Of a sudden the line went slack. “Gone!” she exclaimed in consternation.

“No! No! He may—be only—” Katie did not finish. Once again the reel sang. After a rush toward the boat the fish had darted to the right. Once again the girl’s reel was emptied and it was only Katie’s skill with the boat that saved the line.

“Sometimes,” said Florence with a mock-sober look on her face, “I wish we hadn’t hooked that fish.” Rubbing the blood from her knuckles, she began again.

For a time she met with greater success. Nearly all her line was in. The fish was directly beneath them when, with a sudden rush he shot upward. It was as if a spring-board were beneath him, for, as he hit the surface he rose clear of the water.

A blue-black streak of silver, he appeared to hang in air, then, like a depth-bomb shot downward.

“Wha-what a whopper,” Katie cried.

As for Florence, she was too busy saving her bruised knuckles even to think. One thing stood out in her mind, she would not give up. She must have that fish.

Sixty seconds later the fish once again came to the surface, this time forty feet away. He came to the top, head, tail and all.

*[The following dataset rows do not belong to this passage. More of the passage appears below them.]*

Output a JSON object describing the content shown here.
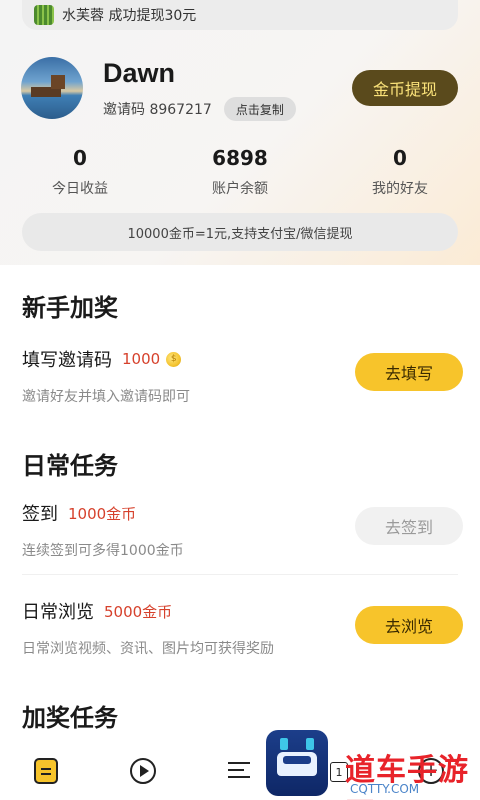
{
  "ticker": {
    "text": "水芙蓉 成功提现30元"
  },
  "profile": {
    "username": "Dawn",
    "invite_text": "邀请码 8967217",
    "copy_label": "点击复制",
    "withdraw_label": "金币提现"
  },
  "stats": [
    {
      "value": "0",
      "label": "今日收益"
    },
    {
      "value": "6898",
      "label": "账户余额"
    },
    {
      "value": "0",
      "label": "我的好友"
    }
  ],
  "rate_text": "10000金币=1元,支持支付宝/微信提现",
  "newbie": {
    "title": "新手加奖",
    "task": {
      "name": "填写邀请码",
      "reward": "1000",
      "desc": "邀请好友并填入邀请码即可",
      "button": "去填写"
    }
  },
  "daily": {
    "title": "日常任务",
    "tasks": [
      {
        "name": "签到",
        "reward": "1000金币",
        "desc": "连续签到可多得1000金币",
        "button": "去签到"
      },
      {
        "name": "日常浏览",
        "reward": "5000金币",
        "desc": "日常浏览视频、资讯、图片均可获得奖励",
        "button": "去浏览"
      }
    ]
  },
  "bonus": {
    "title": "加奖任务"
  },
  "nav": {
    "badge": "1",
    "plus": "+"
  },
  "watermark": {
    "text": "道车手游网",
    "sub": "CQTTY.COM"
  },
  "colors": {
    "accent": "#f7c42b",
    "reward": "#d6412c",
    "withdraw_bg": "#5a4a1c",
    "withdraw_text": "#fbe37a"
  }
}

For a split second they were permitted to admire him, then he was down again.

Had Florence been a man, with the strong hard grip of a man in her fingers, the battle must have ended much sooner. As it was, time passed swiftly and as swiftly the big fish battled for freedom.

At last, just as the girl was giving up hope, the fish, with the perversity of his kind, came up beneath the boat, circled twice on a short line, then lay quite still on the surface. It was Katie who put the finishing touch to that bit of drama. Reaching out with her strong arms she gathered the fish, all wet and dripping, to her bosom and “loved him” into the boat. After that for a full minute the two girls sat staring first at each other, then at the fish. He was a forty-pounder, thirty-five at the least; twice as large as any fish caught that season.